Jeanine Leane

Photo: Supplied

Jeanine Leane challenges the perception of poetry as we know it

"The kind of poetry we’re all used to being exposed to was pretty toxic, really, and I wanted to flip that on its head."

It probably won’t surprise you that as an author, editor-in-chief and host of a podcast about books, I read A LOT. All kinds of things from novels to essay collections and everything in between. With all of that in mind, it’s my belief that Gawimarra Gathering by proud Wiradjuri woman, writer, poet and academic Jeanine Leane is one of the most affecting things I’ve ever read.

It made me angry, it made me sad, it made me think and it made me work in ways I don’t often get to as a reader (more on that later). It reinforced for me something I have learned over and over again recently; the scars of colonial trauma run deep but are also closer to the surface than many of us could ever imagine.

As a poetry collection, Gawimarra Gathering is unflinching in its exploration of so many threads of colonialism from the loss and fight to regain ownership of language; a journey Jeanine and her family are on now, slowly learning the Wiradjuri that should have always been theirs to wield, to the impact of performative allyship and presentations of Indigenous culture through a white lens (think museum exhibits). 

It’s deeply personal and doesn’t hold back so I was curious to know how her community and family felt about the openness. Were they comfortable with it? With the idea that if done well, this would probably transcend their community and be examined, criticised and analysed by the very sorts of people who reinforce and uphold structural racism every day?

“They weren’t bothered by it at all. In fact it was really my family who encouraged me to write in the first place, the aunties who would be storytellers and just encourage me to always journal, so much so that I feel like I’ve filled up hundreds of them over the years," she tells me. "They wanted these stories out there. My family’s history. My family’s pain. It’s important to own it, if only Australia could do the same.”

Gawimarra Gathering by Jeanine Leane

Photo: Supplied/UQP

With all that in mind, I ask if poetry was her natural choice for the form in which these stories would exist and be passed around, especially given the extremely narrow view that the public (as potential readers) have of what poetry could be – ie flowery language and from the perspectives of predominantly old white men.
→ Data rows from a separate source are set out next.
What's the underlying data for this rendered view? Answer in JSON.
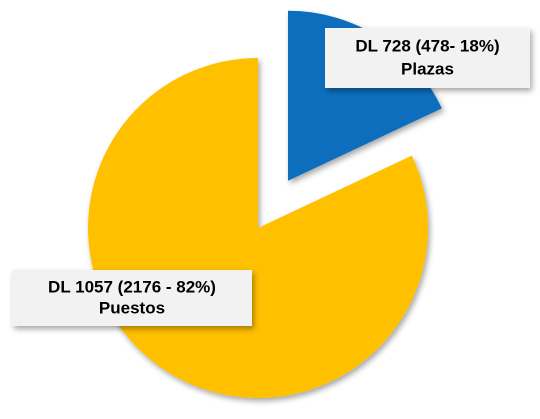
{
  "chart_data": {
    "type": "pie",
    "categories": [
      "DL 728 (478- 18%)",
      "DL 1057 (2176 - 82%)"
    ],
    "category_notes": [
      "Plazas",
      "Puestos"
    ],
    "values": [
      18,
      82
    ],
    "colors": [
      "#0a6ebd",
      "#ffc000"
    ],
    "exploded": [
      true,
      false
    ]
  }
}
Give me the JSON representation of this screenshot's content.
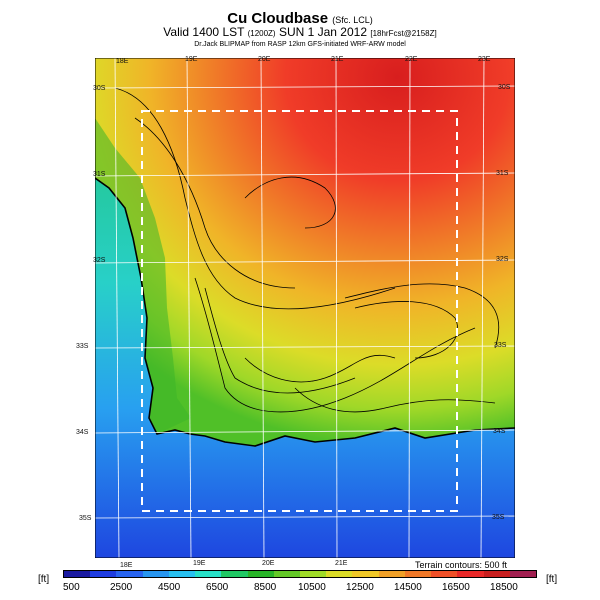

In that sense, I think high school English in this country has a lot to answer for. Jeanine seems surprised by the question about poetry, but eager to explain. 

“I do write a lot of poetry, but I toyed with a lot of ideas about how to put all of this together because I do write a lot of other things, essays and prose. But ultimately, I decided on poetry because you know, the kind of poetry we’re all used to being exposed to was pretty toxic, really, and I wanted to flip that on its head," she says. "I wanted to write about these intergenerational micro histories, because I think a lot of people maybe do understand colonialism on a big scale, a big picture. But I think that idea of micro-colonialism and what we survived and what we have achieved as First Nations peoples, particularly women, I think it's still largely underrated in this nation.”

Some of the hardest-hitting poems in the collection are indeed about the very specific intergenerational trauma held in the bodies, hearts and minds of the women and female ancestors in Jeanine’s family. She talks of discovering these secrets in places she wasn’t supposed to go, on papers buried in boxes and shoved under beds. Words so clinical, degrading and thankfully lost to time, I had to look them up. Every word Jeanine uses in her work is precise and intentional, including the words she doesn’t translate from Wiradjuri language.

“I refuse to apologise for the language that was always meant to be mine. And I refuse to apologise for not making it easier on people who want to engage with my work," she says. "I don’t want to exclude anyone from reading it, but it felt very important to leave those words alone.” 

Personally, I loved the challenge of trying to work out what the words meant, finding them like a puzzle that took patience, time and intention to solve. The kind of thing that left me wondering why the names of things had ever been lost in the first place. Would it have really been so hard to learn the Indigenous words for things alongside the English? I don’t think so.

Jeanine says she’s had “hope before that was viciously dashed, namely in the 90’s” around things improving for Indigenous people in this country and felt similarly bereft in the immediate aftermath of last year’s referendum. But if anything, she’s a “resilient optimist who has to believe the tide will turn eventually.” Hopefully her poetry will form part of the conversation that gets us there.